Still, mind-reading still has it uses. That's why I'm sitting in my car
outside this apartment building, smoking a cigarette and listening to the
minds of two people.

(...she's gone, she's gone, they're all gone, I'm alone...)

(...I better stay with him, there's no telling what he might do to
himself...)

(...what was she trying to tell me...what did she want...to say...mother...)

(...God, this is bad, he's falling apart...)

I think about Teena and the last time I saw her. She had come to me as a
last resort to save her son. I consider her quiet, tense expression. Did she
know what she was going to do in the future? Should I have known? Should I
have probed her mind later and find the despair that was overwhelming her?

Would I have stopped her?

(...Samantha...Samantha...what have I been looking for...what have I tried
to find...)

(...should I give him some kind of medication...I don't know if he'll accept
it...I don't know anything now...)

(...I see her running after the ball I've hit...letting out a mock-scream at
how far it's gone...her legs running with that mixture of grace and
clumsiness children have...)

I remember seeing that, too. They had been close siblings -- always playing
together, talking in secret, never far away from the other. Perhaps they
sensed the shadows hanging over their family. Maybe they knew that they had
to depend on each other in the way they couldn't depend on their parents.

(...he's holding me so tightly, I don't think he'll ever let go...)

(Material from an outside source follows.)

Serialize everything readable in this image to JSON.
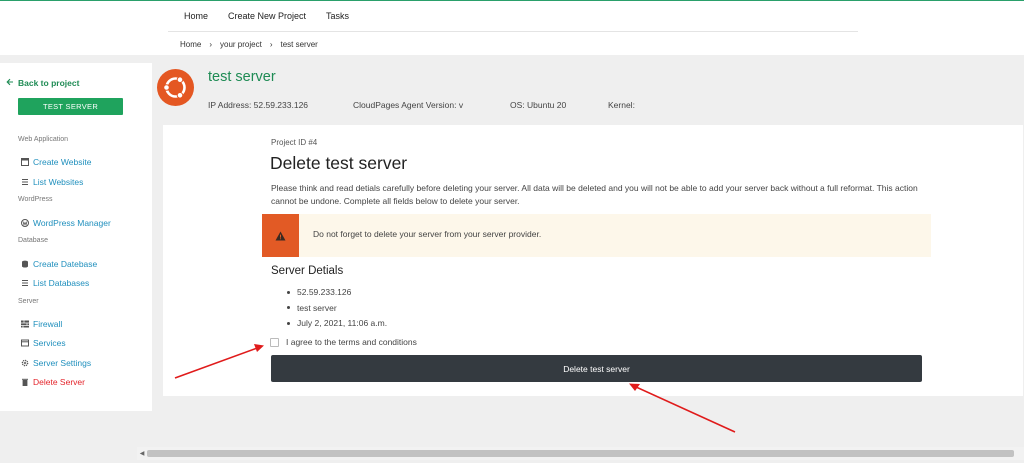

And now he has come to depend on this woman -- his partner, his friend, his
lover. Well, a lover in nearly every meaning of the word except a physical
one.

(...I don't want him to let go...)

I always suspected that they could become close. I deliberately picked her
as someone who would stimulate and confound him on so many levels --
intellectual, emotional, sexual. To this day, I'm not sure if the pairing
was a mistake or not. Sometimes, I can use her against him. Sometimes, she's
the one who has protected him from me.

Of course, I also picked her so he might be happy once and awhile.

(...running away...everyone has ran away from me...my mother has...I
remember the weight of my gun...the night I met Kritschgau...it felt so
light...)

Yes, you did come close that night, didn't you? You understand what it's
like to see yourself with such disgust that you want to smash that repulsive
thing out of existence. I have felt a similiar self-disgust. I never
considered taking my life, though. I live with so many swords dangling over
my head that suicide seems unnecessary.

(...he needs sleep...)

(...she wants me to go to sleep...I don't know...)

(...please...)

(...all right...I feel her hand on my back and on my arm...such small hands
yet so strong, a surgeon's hands, knowledgable about the body...)

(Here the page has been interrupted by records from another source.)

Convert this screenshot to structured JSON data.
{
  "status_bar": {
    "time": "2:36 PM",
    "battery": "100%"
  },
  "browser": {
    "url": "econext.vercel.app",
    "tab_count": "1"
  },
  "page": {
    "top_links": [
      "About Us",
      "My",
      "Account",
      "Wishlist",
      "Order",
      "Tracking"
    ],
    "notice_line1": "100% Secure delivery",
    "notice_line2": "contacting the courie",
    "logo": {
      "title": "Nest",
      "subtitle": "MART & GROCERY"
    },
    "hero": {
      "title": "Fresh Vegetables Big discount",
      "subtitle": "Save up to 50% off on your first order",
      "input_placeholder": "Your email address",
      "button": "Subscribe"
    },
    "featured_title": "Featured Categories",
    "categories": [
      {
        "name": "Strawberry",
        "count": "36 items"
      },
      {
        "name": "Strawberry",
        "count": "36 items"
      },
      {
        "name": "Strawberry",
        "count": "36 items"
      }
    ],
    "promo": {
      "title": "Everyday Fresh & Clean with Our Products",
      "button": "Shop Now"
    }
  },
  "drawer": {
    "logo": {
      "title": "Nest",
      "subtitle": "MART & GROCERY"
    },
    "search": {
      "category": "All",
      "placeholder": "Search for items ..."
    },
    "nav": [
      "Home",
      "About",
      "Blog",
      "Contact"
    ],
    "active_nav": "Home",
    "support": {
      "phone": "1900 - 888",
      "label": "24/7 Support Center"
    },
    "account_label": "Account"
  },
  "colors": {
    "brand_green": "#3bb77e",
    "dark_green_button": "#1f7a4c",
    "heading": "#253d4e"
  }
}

(...I'll stay here for the night...no way am I going to leave him alone...)

Like a dirty old man, I wonder if things are going to get sweaty now. I drop
those thoughts. Nothing of the sort will happen. A sexual encounter isn't
what he needs. He needs rest. Unfortunately, he thinks he needs more.

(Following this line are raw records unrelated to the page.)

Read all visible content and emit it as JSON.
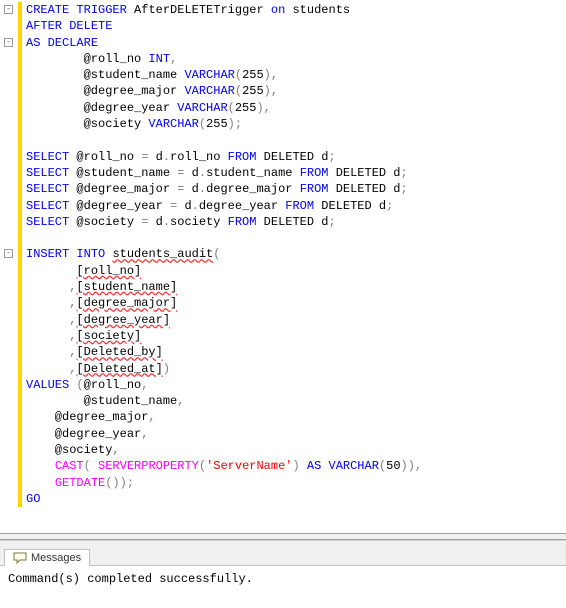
{
  "code_lines": [
    {
      "fold": true,
      "segs": [
        {
          "c": "kw",
          "t": "CREATE"
        },
        {
          "t": " "
        },
        {
          "c": "kw",
          "t": "TRIGGER"
        },
        {
          "t": " AfterDELETETrigger "
        },
        {
          "c": "kw",
          "t": "on"
        },
        {
          "t": " students"
        }
      ]
    },
    {
      "segs": [
        {
          "c": "kw",
          "t": "AFTER"
        },
        {
          "t": " "
        },
        {
          "c": "kw",
          "t": "DELETE"
        }
      ]
    },
    {
      "fold": true,
      "segs": [
        {
          "c": "kw",
          "t": "AS"
        },
        {
          "t": " "
        },
        {
          "c": "kw",
          "t": "DECLARE"
        }
      ]
    },
    {
      "segs": [
        {
          "t": "        @roll_no "
        },
        {
          "c": "kw",
          "t": "INT"
        },
        {
          "c": "gray",
          "t": ","
        }
      ]
    },
    {
      "segs": [
        {
          "t": "        @student_name "
        },
        {
          "c": "kw",
          "t": "VARCHAR"
        },
        {
          "c": "gray",
          "t": "("
        },
        {
          "t": "255"
        },
        {
          "c": "gray",
          "t": "),"
        }
      ]
    },
    {
      "segs": [
        {
          "t": "        @degree_major "
        },
        {
          "c": "kw",
          "t": "VARCHAR"
        },
        {
          "c": "gray",
          "t": "("
        },
        {
          "t": "255"
        },
        {
          "c": "gray",
          "t": "),"
        }
      ]
    },
    {
      "segs": [
        {
          "t": "        @degree_year "
        },
        {
          "c": "kw",
          "t": "VARCHAR"
        },
        {
          "c": "gray",
          "t": "("
        },
        {
          "t": "255"
        },
        {
          "c": "gray",
          "t": "),"
        }
      ]
    },
    {
      "segs": [
        {
          "t": "        @society "
        },
        {
          "c": "kw",
          "t": "VARCHAR"
        },
        {
          "c": "gray",
          "t": "("
        },
        {
          "t": "255"
        },
        {
          "c": "gray",
          "t": ");"
        }
      ]
    },
    {
      "segs": [
        {
          "t": " "
        }
      ]
    },
    {
      "segs": [
        {
          "c": "kw",
          "t": "SELECT"
        },
        {
          "t": " @roll_no "
        },
        {
          "c": "gray",
          "t": "="
        },
        {
          "t": " d"
        },
        {
          "c": "gray",
          "t": "."
        },
        {
          "t": "roll_no "
        },
        {
          "c": "kw",
          "t": "FROM"
        },
        {
          "t": " DELETED d"
        },
        {
          "c": "gray",
          "t": ";"
        }
      ]
    },
    {
      "segs": [
        {
          "c": "kw",
          "t": "SELECT"
        },
        {
          "t": " @student_name "
        },
        {
          "c": "gray",
          "t": "="
        },
        {
          "t": " d"
        },
        {
          "c": "gray",
          "t": "."
        },
        {
          "t": "student_name "
        },
        {
          "c": "kw",
          "t": "FROM"
        },
        {
          "t": " DELETED d"
        },
        {
          "c": "gray",
          "t": ";"
        }
      ]
    },
    {
      "segs": [
        {
          "c": "kw",
          "t": "SELECT"
        },
        {
          "t": " @degree_major "
        },
        {
          "c": "gray",
          "t": "="
        },
        {
          "t": " d"
        },
        {
          "c": "gray",
          "t": "."
        },
        {
          "t": "degree_major "
        },
        {
          "c": "kw",
          "t": "FROM"
        },
        {
          "t": " DELETED d"
        },
        {
          "c": "gray",
          "t": ";"
        }
      ]
    },
    {
      "segs": [
        {
          "c": "kw",
          "t": "SELECT"
        },
        {
          "t": " @degree_year "
        },
        {
          "c": "gray",
          "t": "="
        },
        {
          "t": " d"
        },
        {
          "c": "gray",
          "t": "."
        },
        {
          "t": "degree_year "
        },
        {
          "c": "kw",
          "t": "FROM"
        },
        {
          "t": " DELETED d"
        },
        {
          "c": "gray",
          "t": ";"
        }
      ]
    },
    {
      "segs": [
        {
          "c": "kw",
          "t": "SELECT"
        },
        {
          "t": " @society "
        },
        {
          "c": "gray",
          "t": "="
        },
        {
          "t": " d"
        },
        {
          "c": "gray",
          "t": "."
        },
        {
          "t": "society "
        },
        {
          "c": "kw",
          "t": "FROM"
        },
        {
          "t": " DELETED d"
        },
        {
          "c": "gray",
          "t": ";"
        }
      ]
    },
    {
      "segs": [
        {
          "t": " "
        }
      ]
    },
    {
      "fold": true,
      "segs": [
        {
          "c": "kw",
          "t": "INSERT"
        },
        {
          "t": " "
        },
        {
          "c": "kw",
          "t": "INTO"
        },
        {
          "t": " "
        },
        {
          "c": "err",
          "t": "students_audit"
        },
        {
          "c": "gray",
          "t": "("
        }
      ]
    },
    {
      "segs": [
        {
          "t": "       "
        },
        {
          "c": "err",
          "t": "[roll_no]"
        }
      ]
    },
    {
      "segs": [
        {
          "t": "      "
        },
        {
          "c": "gray",
          "t": ","
        },
        {
          "c": "err",
          "t": "[student_name]"
        }
      ]
    },
    {
      "segs": [
        {
          "t": "      "
        },
        {
          "c": "gray",
          "t": ","
        },
        {
          "c": "err",
          "t": "[degree_major]"
        }
      ]
    },
    {
      "segs": [
        {
          "t": "      "
        },
        {
          "c": "gray",
          "t": ","
        },
        {
          "c": "err",
          "t": "[degree_year]"
        }
      ]
    },
    {
      "segs": [
        {
          "t": "      "
        },
        {
          "c": "gray",
          "t": ","
        },
        {
          "c": "err",
          "t": "[society]"
        }
      ]
    },
    {
      "segs": [
        {
          "t": "      "
        },
        {
          "c": "gray",
          "t": ","
        },
        {
          "c": "err",
          "t": "[Deleted_by]"
        }
      ]
    },
    {
      "segs": [
        {
          "t": "      "
        },
        {
          "c": "gray",
          "t": ","
        },
        {
          "c": "err",
          "t": "[Deleted_at]"
        },
        {
          "c": "gray",
          "t": ")"
        }
      ]
    },
    {
      "segs": [
        {
          "c": "kw",
          "t": "VALUES"
        },
        {
          "t": " "
        },
        {
          "c": "gray",
          "t": "("
        },
        {
          "t": "@roll_no"
        },
        {
          "c": "gray",
          "t": ","
        }
      ]
    },
    {
      "segs": [
        {
          "t": "        @student_name"
        },
        {
          "c": "gray",
          "t": ","
        }
      ]
    },
    {
      "segs": [
        {
          "t": "    @degree_major"
        },
        {
          "c": "gray",
          "t": ","
        }
      ]
    },
    {
      "segs": [
        {
          "t": "    @degree_year"
        },
        {
          "c": "gray",
          "t": ","
        }
      ]
    },
    {
      "segs": [
        {
          "t": "    @society"
        },
        {
          "c": "gray",
          "t": ","
        }
      ]
    },
    {
      "segs": [
        {
          "t": "    "
        },
        {
          "c": "fn",
          "t": "CAST"
        },
        {
          "c": "gray",
          "t": "("
        },
        {
          "t": " "
        },
        {
          "c": "fn",
          "t": "SERVERPROPERTY"
        },
        {
          "c": "gray",
          "t": "("
        },
        {
          "c": "str",
          "t": "'ServerName'"
        },
        {
          "c": "gray",
          "t": ")"
        },
        {
          "t": " "
        },
        {
          "c": "kw",
          "t": "AS"
        },
        {
          "t": " "
        },
        {
          "c": "kw",
          "t": "VARCHAR"
        },
        {
          "c": "gray",
          "t": "("
        },
        {
          "t": "50"
        },
        {
          "c": "gray",
          "t": ")),"
        }
      ]
    },
    {
      "segs": [
        {
          "t": "    "
        },
        {
          "c": "fn",
          "t": "GETDATE"
        },
        {
          "c": "gray",
          "t": "());"
        }
      ]
    },
    {
      "segs": [
        {
          "c": "kw",
          "t": "GO"
        }
      ]
    }
  ],
  "results": {
    "tab_label": "Messages",
    "message": "Command(s) completed successfully."
  }
}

(...the couch is so soft...her hand is so soft...)

(...I will sit here on this chair...his hand trembles...)

(...close my eyes...black...I will not be hurt here...)

Yes, you can be hurt, I think as I toss the cigarette out the window and
start the car. Darkness will not be your friend now. You have walked
side-by-side with it for so many years, but it can offer you nothing now.
There are no grand truths to be learned -- only an awareness of a corruption
that touches us all.

I drive away, the night sky hanging over me.